Department of Anesthesia and Intensive Care, San Raffaele Scientific Institute, Milan, Italy.
Heart Lung Vessel. 2013;5(3):168-78.
Cardiac manifestations of intracranial subarachnoid hemorrhage patients include mild electrocardiogram variability, reversible left ventricular dysfunction (Takotsubo), non-ST elevation myocardial infarction, ST-elevation myocardial infarction and cardiac arrest, but their clinical relevance is unclear. The aim of the present study was to categorize the relative frequency of different cardiac abnormalities in patients with subarachnoid hemorrhage and determine the influence of each abnormality on outcome.
A retrospective review of 617 consecutive patients who presented with non-traumatic aneurysmal subarachnoid hemorrhage at our institution was performed. A cohort of 87 (14.1%) patients who required concomitantly cardiological evaluation was selected for subgroup univariate and multi-variable analysis of radiographic, clinical and cardiac data.
Cardiac complications included myocardial infarction arrhythmia and congestive heart failure in 47%, 63% and 31% of the patients respectively. The overall mortality of our cohort (23%) was similar to that of national inpatient databases. In our cohort a high World Federation of Neurosurgical Surgeons grading scale and a troponin level >1.0 mcg/L were associated with a 33 times and 10 times higher risk of death respectively.

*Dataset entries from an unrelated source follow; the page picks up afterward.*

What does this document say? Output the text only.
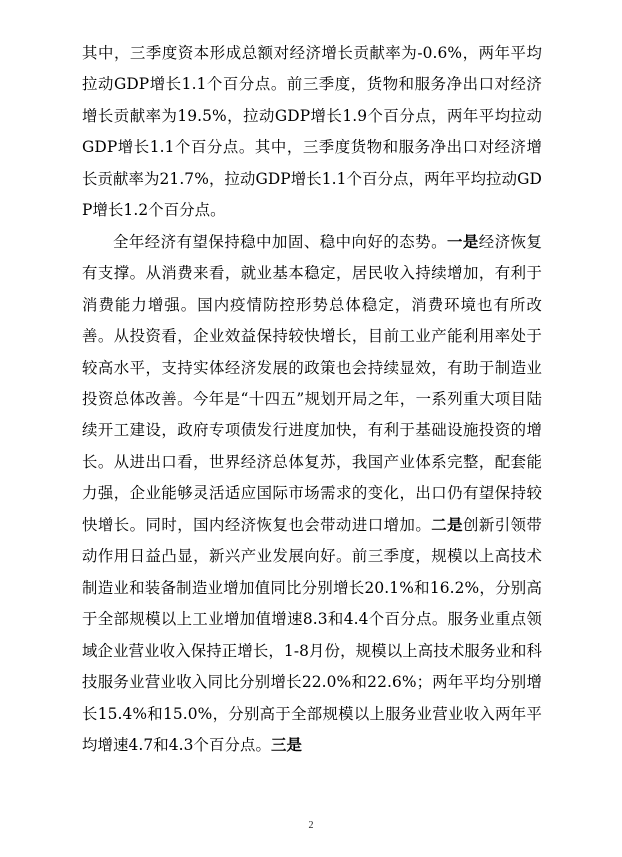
其中，三季度资本形成总额对经济增长贡献率为-0.6%，两年平均拉动GDP增长1.1个百分点。前三季度，货物和服务净出口对经济增长贡献率为19.5%，拉动GDP增长1.9个百分点，两年平均拉动GDP增长1.1个百分点。其中，三季度货物和服务净出口对经济增长贡献率为21.7%，拉动GDP增长1.1个百分点，两年平均拉动GDP增长1.2个百分点。

全年经济有望保持稳中加固、稳中向好的态势。一是经济恢复有支撑。从消费来看，就业基本稳定，居民收入持续增加，有利于消费能力增强。国内疫情防控形势总体稳定，消费环境也有所改善。从投资看，企业效益保持较快增长，目前工业产能利用率处于较高水平，支持实体经济发展的政策也会持续显效，有助于制造业投资总体改善。今年是“十四五”规划开局之年，一系列重大项目陆续开工建设，政府专项债发行进度加快，有利于基础设施投资的增长。从进出口看，世界经济总体复苏，我国产业体系完整，配套能力强，企业能够灵活适应国际市场需求的变化，出口仍有望保持较快增长。同时，国内经济恢复也会带动进口增加。二是创新引领带动作用日益凸显，新兴产业发展向好。前三季度，规模以上高技术制造业和装备制造业增加值同比分别增长20.1%和16.2%，分别高于全部规模以上工业增加值增速8.3和4.4个百分点。服务业重点领域企业营业收入保持正增长，1-8月份，规模以上高技术服务业和科技服务业营业收入同比分别增长22.0%和22.6%；两年平均分别增长15.4%和15.0%，分别高于全部规模以上服务业营业收入两年平均增速4.7和4.3个百分点。三是

2
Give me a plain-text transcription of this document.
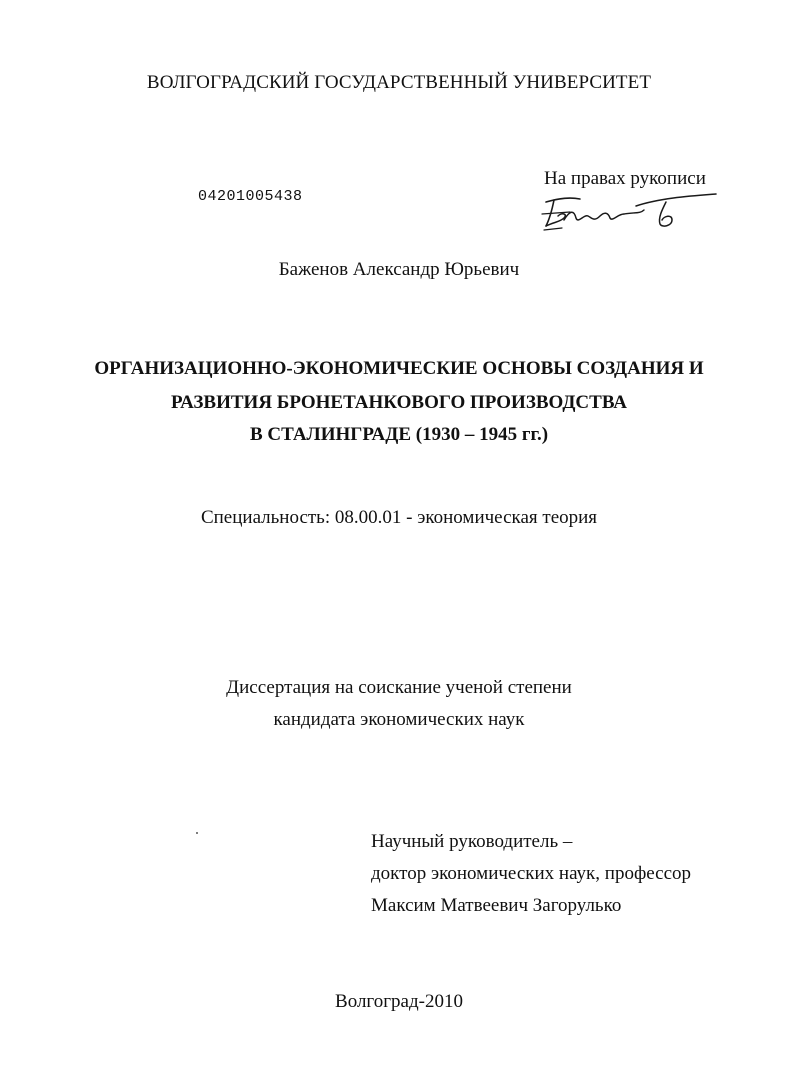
ВОЛГОГРАДСКИЙ ГОСУДАРСТВЕННЫЙ УНИВЕРСИТЕТ
04201005438
На правах рукописи
Баженов Александр Юрьевич
ОРГАНИЗАЦИОННО-ЭКОНОМИЧЕСКИЕ ОСНОВЫ СОЗДАНИЯ И
РАЗВИТИЯ БРОНЕТАНКОВОГО ПРОИЗВОДСТВА
В СТАЛИНГРАДЕ (1930 – 1945 гг.)
Специальность: 08.00.01 - экономическая теория
Диссертация на соискание ученой степени
кандидата экономических наук
Научный руководитель –
доктор экономических наук, профессор
Максим Матвеевич Загорулько
Волгоград-2010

Among patients suffering from cardiac events at the time of aneurysmal subarachnoid hemorrhage, those with myocardial infarction and in particular those with a troponin level greater than 1.0 mcg/L had a 10 times increased risk of death.
颅内蛛网膜下腔出血患者的心脏表现包括轻度心电图变化、可逆性左心室功能障碍(Takotsubo综合征)、非ST段抬高型心肌梗死、ST段抬高型心肌梗死和心脏骤停,但其临床相关性尚不清楚。本研究的目的是对蛛网膜下腔出血患者不同心脏异常的相对频率进行分类,并确定每种异常对预后的影响。
对我院连续617例非创伤性动脉瘤性蛛网膜下腔出血患者进行回顾性研究。选择87例(14.1%)需要同时进行心脏评估的患者,对影像学、临床和心脏数据进行亚组单变量和多变量分析。
心脏并发症包括心肌梗死、心律失常和充血性心力衰竭,分别占患者的47%、63%和31%。我们队列的总体死亡率(23%)与国家住院数据库相似。在我们的队列中,世界神经外科医师联合会高分级量表和肌钙蛋白水平>1.0 mcg/L分别与死亡风险高33倍和10倍相关。
在动脉瘤性蛛网膜下腔出血时发生心脏事件的患者中,发生心肌梗死的患者,尤其是肌钙蛋白水平大于1.0 mcg/L的患者,死亡风险增加10倍。